3 May 2022 by Michael Molloy | Guest Writer
When the RICS initiated the Pereira-Gray Independent Review of Real Estate Investment Valuations, there was a clear instruction in its terms of reference to examine what role tech could play in making investment valuation methodology more fit-for-purpose. It stipulated that the report should consider the question: “Can professional valuers make better use of technology to deliver high-quality valuations?”
While the final report and its recommended shift to discounted cash flow (DCF) methodology has been widely welcomed, you will search in vain for a section on how tech can play a role in this brave new world.
In fact, the word ‘technology’ appears nowhere in the main body of the 52-page report. What you find instead is a rather underwhelming comment from Pereira Gray on the topic: “Ultimately, I make little comment on artificial intelligence here, which is not to say that it will not gain significant followers as a feature within the valuation industry in years to come.
“It might in fact become preeminent, but I judge that it is not yet the answer to improving confidence in property investment valuations. I would encourage RICS to keep this developing area of practice under close review.”
This is the sound of a can being kicked down the road and couldn’t be more disappointing in terms of how tech can be integrated into what is the pivotal mechanism of the commercial real estate market.
As a business which has created an AI-powered app that brings speed, precision and super-fast sharing to assessing IRRs and creating DCF appraisals, this ‘old industry’ attitude was somewhat depressing and begs the question as to when will be the right time to talk about tech and its role in the future of property valuations?

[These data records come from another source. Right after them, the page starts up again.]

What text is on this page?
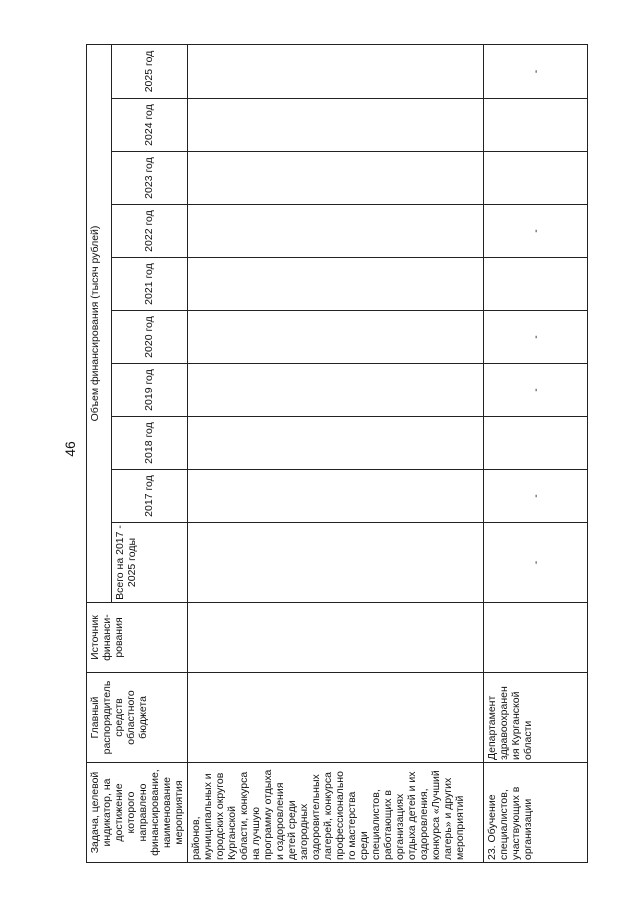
46
Задача, целевой индикатор, на достижение которого направлено финансирование, наименование мероприятия	Главный распорядитель средств областного бюджета	Источник финанси-рования	Объем финансирования (тысяч рублей)									
			Всего на 2017 - 2025 годы	2017 год	2018 год	2019 год	2020 год	2021 год	2022 год	2023 год	2024 год	2025 год
районов, муниципальных и городских округов Курганской области, конкурса на лучшую программу отдыха и оздоровления детей среди загородных оздоровительных лагерей, конкурса профессионально го мастерства среди специалистов, работающих в организациях отдыха детей и их оздоровления, конкурса «Лучший лагерь» и других мероприятий												
23. Обучение специалистов, участвующих в организации	Департамент здравоохранен ия Курганской области		-	-		-	-		-			-
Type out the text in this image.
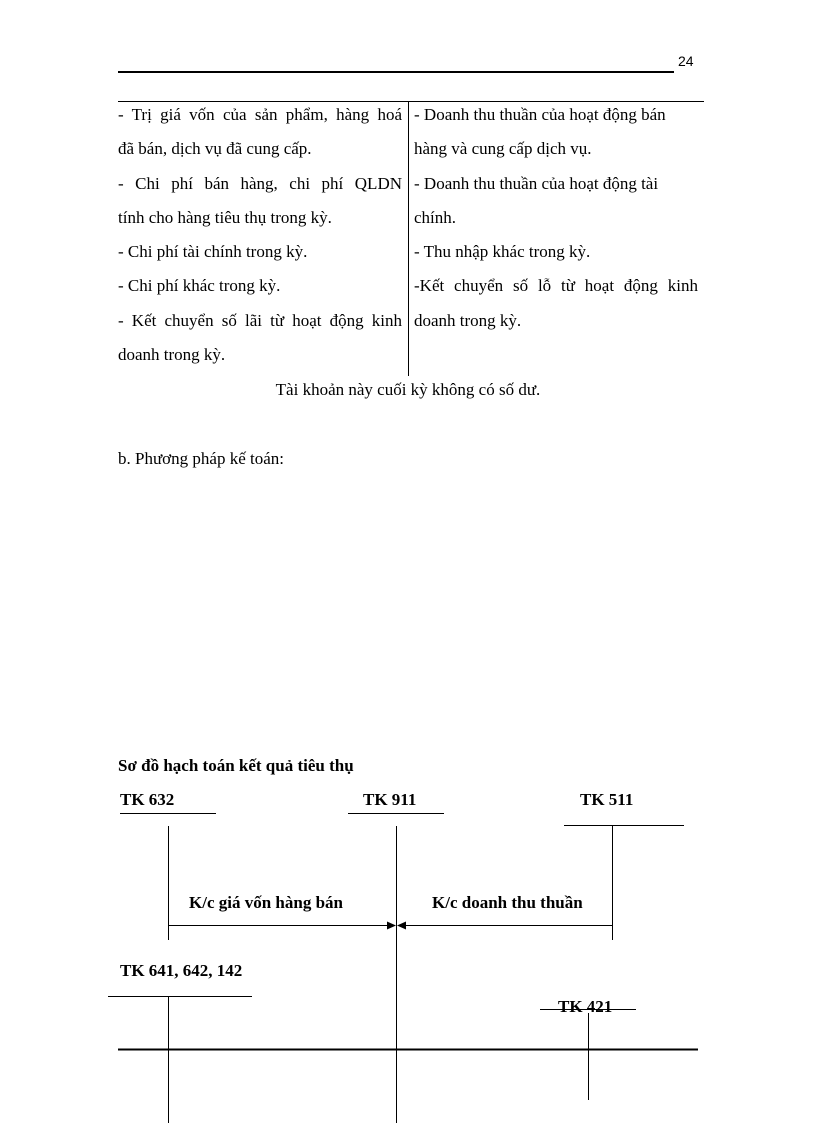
24
- Trị giá vốn của sản phẩm, hàng hoá
đã bán, dịch vụ đã cung cấp.
- Chi phí bán hàng, chi phí QLDN
tính cho hàng tiêu thụ trong kỳ.
- Chi phí tài chính trong kỳ.
- Chi phí khác trong kỳ.
- Kết chuyển số lãi từ hoạt động kinh
doanh trong kỳ.
- Doanh thu thuần của hoạt động bán
hàng và cung cấp dịch vụ.
- Doanh thu thuần của hoạt động tài
chính.
- Thu nhập khác trong kỳ.
-Kết chuyển số lỗ từ hoạt động kinh
doanh trong kỳ.
Tài khoản này cuối kỳ không có số dư.
b. Phương pháp kế toán:
Sơ đồ hạch toán kết quả tiêu thụ
TK 632	TK 911	TK 511
TK 641, 642, 142
TK 421
K/c giá vốn hàng bán	K/c doanh thu thuần
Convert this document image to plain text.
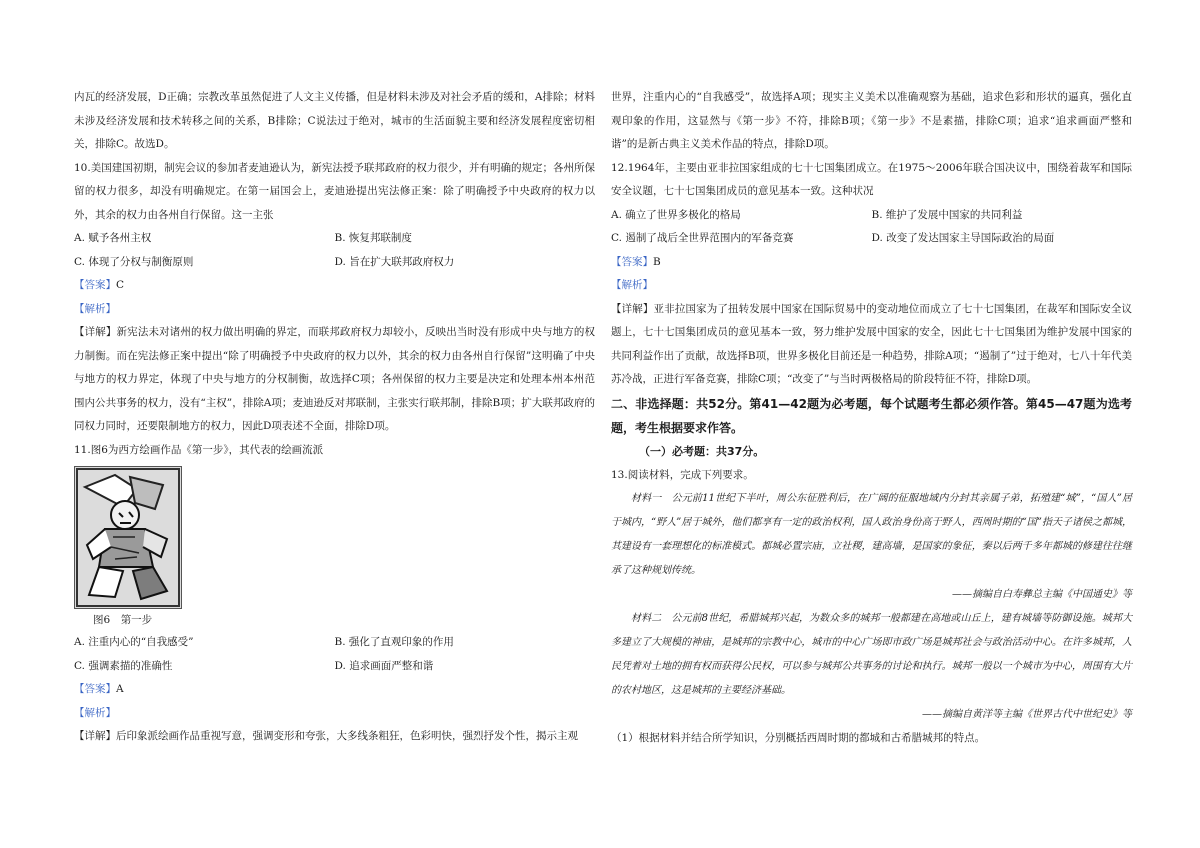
内瓦的经济发展，D正确；宗教改革虽然促进了人文主义传播，但是材料未涉及对社会矛盾的缓和，A排除；材料未涉及经济发展和技术转移之间的关系，B排除；C说法过于绝对，城市的生活面貌主要和经济发展程度密切相关，排除C。故选D。

10.美国建国初期，制宪会议的参加者麦迪逊认为，新宪法授予联邦政府的权力很少，并有明确的规定；各州所保留的权力很多，却没有明确规定。在第一届国会上，麦迪逊提出宪法修正案：除了明确授予中央政府的权力以外，其余的权力由各州自行保留。这一主张

A. 赋予各州主权	B. 恢复邦联制度
C. 体现了分权与制衡原则	D. 旨在扩大联邦政府权力

【答案】C

【解析】

【详解】新宪法未对诸州的权力做出明确的界定，而联邦政府权力却较小，反映出当时没有形成中央与地方的权力制衡。而在宪法修正案中提出“除了明确授予中央政府的权力以外，其余的权力由各州自行保留”这明确了中央与地方的权力界定，体现了中央与地方的分权制衡，故选择C项；各州保留的权力主要是决定和处理本州本州范围内公共事务的权力，没有“主权”，排除A项；麦迪逊反对邦联制，主张实行联邦制，排除B项；扩大联邦政府的同权力同时，还要限制地方的权力，因此D项表述不全面，排除D项。

11.图6为西方绘画作品《第一步》，其代表的绘画流派

图6　 第一步

A. 注重内心的“自我感受”	B. 强化了直观印象的作用
C. 强调素描的准确性	D. 追求画面严整和谐

【答案】A

【解析】

【详解】后印象派绘画作品重视写意，强调变形和夸张，大多线条粗狂，色彩明快，强烈抒发个性，揭示主观

世界，注重内心的“自我感受”，故选择A项；现实主义美术以准确观察为基础，追求色彩和形状的逼真，强化直观印象的作用，这显然与《第一步》不符，排除B项；《第一步》不是素描，排除C项；追求“追求画面严整和谐”的是新古典主义美术作品的特点，排除D项。

12.1964年，主要由亚非拉国家组成的七十七国集团成立。在1975～2006年联合国决议中，围绕着裁军和国际安全议题，七十七国集团成员的意见基本一致。这种状况

A. 确立了世界多极化的格局	B. 维护了发展中国家的共同利益
C. 遏制了战后全世界范围内的军备竞赛	D. 改变了发达国家主导国际政治的局面

【答案】B

【解析】

【详解】亚非拉国家为了扭转发展中国家在国际贸易中的变动地位而成立了七十七国集团，在裁军和国际安全议题上，七十七国集团成员的意见基本一致，努力维护发展中国家的安全，因此七十七国集团为维护发展中国家的共同利益作出了贡献，故选择B项，世界多极化目前还是一种趋势，排除A项；“遏制了”过于绝对，七八十年代美苏冷战，正进行军备竞赛，排除C项；“改变了”与当时两极格局的阶段特征不符，排除D项。

二、非选择题：共52分。第41—42题为必考题，每个试题考生都必须作答。第45—47题为选考题，考生根据要求作答。

（一）必考题：共37分。

13.阅读材料，完成下列要求。

材料一　公元前11世纪下半叶，周公东征胜利后，在广阔的征服地域内分封其亲属子弟，拓殖建“城”，“国人”居于城内，“野人”居于城外，他们都享有一定的政治权利，国人政治身份高于野人，西周时期的“国”指天子诸侯之都城，其建设有一套理想化的标准模式。都城必置宗庙，立社稷，建高墙，是国家的象征，秦以后两千多年都城的修建往往继承了这种规划传统。

——摘编自白寿彝总主编《中国通史》等

材料二　公元前8世纪，希腊城邦兴起，为数众多的城邦一般都建在高地或山丘上，建有城墙等防御设施。城邦大多建立了大规模的神庙，是城邦的宗教中心，城市的中心广场即市政广场是城邦社会与政治活动中心。在许多城邦，人民凭着对土地的拥有权而获得公民权，可以参与城邦公共事务的讨论和执行。城邦一般以一个城市为中心，周围有大片的农村地区，这是城邦的主要经济基础。

——摘编自黄洋等主编《世界古代中世纪史》等

（1）根据材料并结合所学知识，分别概括西周时期的都城和古希腊城邦的特点。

Ample scope for leadership
The report appears to be unaware or unmoved by the practical opportunities generated by technology. How can you be indifferent to the way tech finds and removes errors effortlessly? Or how it can speed up manual work so that a half- day of arduous effort becomes a matter of minutes. And what about the way tech automates reasoning and resolves the complicated logics inherent in DCF analysis?
The aim of tech has never been and never will be to remove human judgement. The goal is rather to allow us to be unhindered as we proceed to choose appropriate assumptions and focus on issues of strategy and priorities in DCF analyses.
There is ample scope for leadership from the RICS to bring the dynamics of tech development and software use into policy thinking and standard-setting. Indeed, it’s difficult to see how almost any policy these days can be properly formed without considering the tech dimension.
Fortunately, there is a growing band of enlightened institutions, property consultants, propcos and private equity houses who ‘get tech’ and are stealing a march on their peer group in terms of how they use it to appraise real estate. The speed and precision they enjoy puts them ahead in the race to capture assets on the right terms.
There is little doubt technological progress can help drive safer, more robust, highly consistent, shareable, auditable and more transparent DCF investment valuations. Not in a distant future, but today, and by continuing the technology journey that is now intrinsic to all commerce. This is not the time to park technology when striving to improve the quality and confidence in the investment valuation profession. Over to you, RICS.